Uitspraak
RECHTBANK ROTTERDAM
1.De procedure
- de dagvaarding van 26 januari 2024, met producties;
- de conclusie van antwoord, met producties.
Rechtbank Rotterdam
In deze zaak vordert de vrouw, eiseres, dat de man, gedaagde, wordt veroordeeld tot de afgifte van een bruidsgave van 514 Bahar Azadi gouden munten, ter waarde van € 260.443,80. De partijen zijn op 24 augustus 2001 in Iran getrouwd en hebben sinds 2002 in Nederland gewoond. De vrouw heeft in mei/juni 2023 een verzoek tot echtscheiding ingediend, waarop nog niet is beslist. De man betwist de vordering en stelt dat de bruidsgave niet kan worden opgeëist, onder andere omdat de vrouw zelf het initiatief tot echtscheiding heeft genomen en de vordering zou zijn verjaard.
De rechtbank heeft beoordeeld of de Nederlandse rechter rechtsmacht heeft en welk recht van toepassing is.
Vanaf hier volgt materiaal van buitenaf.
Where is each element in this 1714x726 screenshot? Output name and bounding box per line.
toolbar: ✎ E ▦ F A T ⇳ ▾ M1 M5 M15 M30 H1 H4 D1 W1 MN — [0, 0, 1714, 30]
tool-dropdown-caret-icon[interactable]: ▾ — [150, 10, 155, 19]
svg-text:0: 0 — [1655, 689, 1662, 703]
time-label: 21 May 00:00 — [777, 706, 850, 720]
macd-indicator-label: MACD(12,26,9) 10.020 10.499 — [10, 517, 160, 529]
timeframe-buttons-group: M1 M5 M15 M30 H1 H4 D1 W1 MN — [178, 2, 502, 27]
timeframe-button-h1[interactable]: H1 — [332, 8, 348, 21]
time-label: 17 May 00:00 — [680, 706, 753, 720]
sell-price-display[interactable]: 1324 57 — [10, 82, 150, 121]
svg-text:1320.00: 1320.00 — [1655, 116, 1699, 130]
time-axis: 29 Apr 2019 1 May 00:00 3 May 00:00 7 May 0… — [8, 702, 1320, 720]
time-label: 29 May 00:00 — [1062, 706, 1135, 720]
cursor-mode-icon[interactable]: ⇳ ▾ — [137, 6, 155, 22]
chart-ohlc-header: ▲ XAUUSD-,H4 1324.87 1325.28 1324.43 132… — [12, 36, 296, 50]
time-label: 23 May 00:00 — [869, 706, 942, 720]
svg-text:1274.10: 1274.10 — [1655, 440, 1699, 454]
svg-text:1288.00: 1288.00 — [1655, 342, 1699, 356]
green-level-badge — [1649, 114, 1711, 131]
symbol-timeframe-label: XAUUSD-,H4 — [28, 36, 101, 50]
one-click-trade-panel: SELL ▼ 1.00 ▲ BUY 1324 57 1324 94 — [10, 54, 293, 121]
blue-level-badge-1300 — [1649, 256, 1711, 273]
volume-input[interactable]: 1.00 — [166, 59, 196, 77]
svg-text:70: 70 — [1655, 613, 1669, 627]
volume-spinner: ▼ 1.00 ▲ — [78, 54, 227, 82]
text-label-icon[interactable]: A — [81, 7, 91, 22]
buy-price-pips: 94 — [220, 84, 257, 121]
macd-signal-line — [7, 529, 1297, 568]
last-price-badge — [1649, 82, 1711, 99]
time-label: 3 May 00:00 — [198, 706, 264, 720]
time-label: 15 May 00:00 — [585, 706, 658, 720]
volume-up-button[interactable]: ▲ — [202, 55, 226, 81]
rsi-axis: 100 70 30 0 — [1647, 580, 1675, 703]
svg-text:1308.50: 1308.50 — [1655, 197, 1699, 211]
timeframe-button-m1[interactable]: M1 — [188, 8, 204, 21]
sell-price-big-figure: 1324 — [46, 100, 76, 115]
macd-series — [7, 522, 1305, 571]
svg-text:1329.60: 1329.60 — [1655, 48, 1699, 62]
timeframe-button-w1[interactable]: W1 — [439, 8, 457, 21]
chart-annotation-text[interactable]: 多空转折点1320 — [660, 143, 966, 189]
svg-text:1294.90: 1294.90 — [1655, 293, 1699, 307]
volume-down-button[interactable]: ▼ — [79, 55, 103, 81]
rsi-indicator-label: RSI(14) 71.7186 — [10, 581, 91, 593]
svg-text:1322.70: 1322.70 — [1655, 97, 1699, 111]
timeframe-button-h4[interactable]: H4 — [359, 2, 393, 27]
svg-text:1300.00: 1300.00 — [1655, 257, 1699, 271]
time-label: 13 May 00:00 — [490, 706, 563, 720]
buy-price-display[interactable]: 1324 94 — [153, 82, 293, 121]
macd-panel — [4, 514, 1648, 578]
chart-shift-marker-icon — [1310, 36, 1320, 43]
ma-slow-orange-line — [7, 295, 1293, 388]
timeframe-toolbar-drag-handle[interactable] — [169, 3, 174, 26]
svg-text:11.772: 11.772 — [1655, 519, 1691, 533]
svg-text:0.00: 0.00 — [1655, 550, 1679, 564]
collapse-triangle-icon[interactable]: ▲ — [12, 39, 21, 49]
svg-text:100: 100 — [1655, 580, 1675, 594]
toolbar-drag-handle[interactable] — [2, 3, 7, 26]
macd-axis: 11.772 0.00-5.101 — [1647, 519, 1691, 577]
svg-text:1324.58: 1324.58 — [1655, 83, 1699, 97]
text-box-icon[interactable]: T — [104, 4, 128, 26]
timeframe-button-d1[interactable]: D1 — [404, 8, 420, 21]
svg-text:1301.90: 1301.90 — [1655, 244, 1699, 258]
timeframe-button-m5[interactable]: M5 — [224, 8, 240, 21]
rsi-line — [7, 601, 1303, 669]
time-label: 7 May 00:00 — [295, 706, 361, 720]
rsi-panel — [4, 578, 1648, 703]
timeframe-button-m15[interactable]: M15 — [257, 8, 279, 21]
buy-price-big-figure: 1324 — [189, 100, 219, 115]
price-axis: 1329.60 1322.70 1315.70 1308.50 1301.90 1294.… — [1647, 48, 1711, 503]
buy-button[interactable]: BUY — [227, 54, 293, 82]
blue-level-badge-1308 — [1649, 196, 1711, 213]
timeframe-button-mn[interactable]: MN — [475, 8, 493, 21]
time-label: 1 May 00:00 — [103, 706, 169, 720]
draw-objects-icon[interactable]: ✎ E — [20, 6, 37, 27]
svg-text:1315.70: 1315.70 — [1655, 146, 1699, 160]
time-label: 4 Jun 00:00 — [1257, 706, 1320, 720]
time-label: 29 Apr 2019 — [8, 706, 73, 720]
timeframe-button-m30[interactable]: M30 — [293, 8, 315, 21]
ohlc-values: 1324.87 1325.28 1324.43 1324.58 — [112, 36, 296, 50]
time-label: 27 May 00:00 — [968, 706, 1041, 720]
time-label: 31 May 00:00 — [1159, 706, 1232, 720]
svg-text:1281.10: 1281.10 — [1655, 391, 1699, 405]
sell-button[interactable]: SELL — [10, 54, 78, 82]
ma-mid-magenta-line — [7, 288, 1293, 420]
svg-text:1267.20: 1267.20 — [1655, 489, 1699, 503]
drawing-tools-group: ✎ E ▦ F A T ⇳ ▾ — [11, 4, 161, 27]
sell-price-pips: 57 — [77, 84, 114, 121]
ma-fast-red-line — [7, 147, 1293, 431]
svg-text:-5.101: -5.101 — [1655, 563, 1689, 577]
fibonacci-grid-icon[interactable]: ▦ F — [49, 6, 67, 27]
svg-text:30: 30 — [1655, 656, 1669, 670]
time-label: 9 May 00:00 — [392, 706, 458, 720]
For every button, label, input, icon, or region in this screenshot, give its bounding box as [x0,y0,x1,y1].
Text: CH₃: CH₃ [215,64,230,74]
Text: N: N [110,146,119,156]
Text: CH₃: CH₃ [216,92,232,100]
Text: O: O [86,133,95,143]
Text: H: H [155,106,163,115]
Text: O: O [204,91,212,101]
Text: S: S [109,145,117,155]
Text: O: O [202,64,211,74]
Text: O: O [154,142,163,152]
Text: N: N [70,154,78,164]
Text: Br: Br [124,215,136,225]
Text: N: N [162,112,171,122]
Gezien het internationale karakter van de zaak, waarbij beide partijen de Iraanse en Nederlandse nationaliteit hebben, heeft de rechtbank vastgesteld dat de Nederlandse rechter bevoegd is. De rechtbank heeft vervolgens het toepasselijke recht beoordeeld. De vrouw stelt dat Iraans recht van toepassing is, terwijl de man zich op het Nederlandse recht beroept. De rechtbank heeft geoordeeld dat de overeenkomst met betrekking tot de bruidsgave nauwer verbonden is met de Nederlandse rechtsorde dan met de Iraanse rechtsorde, en heeft daarom het Iraanse recht buiten toepassing gelaten.
De rechtbank heeft vervolgens de vordering van de vrouw afgewezen op grond van de redelijkheid en billijkheid. De rechtbank oordeelt dat het onaanvaardbaar is dat de vrouw haar aanspraak op de bruidsgave kan geldend maken, gezien de omstandigheden waarin partijen zich bevinden en de voorzieningen die in Nederland voor de vrouw beschikbaar zijn. De vordering wordt afgewezen en de proceskosten worden gecompenseerd, waarbij iedere partij de eigen kosten draagt.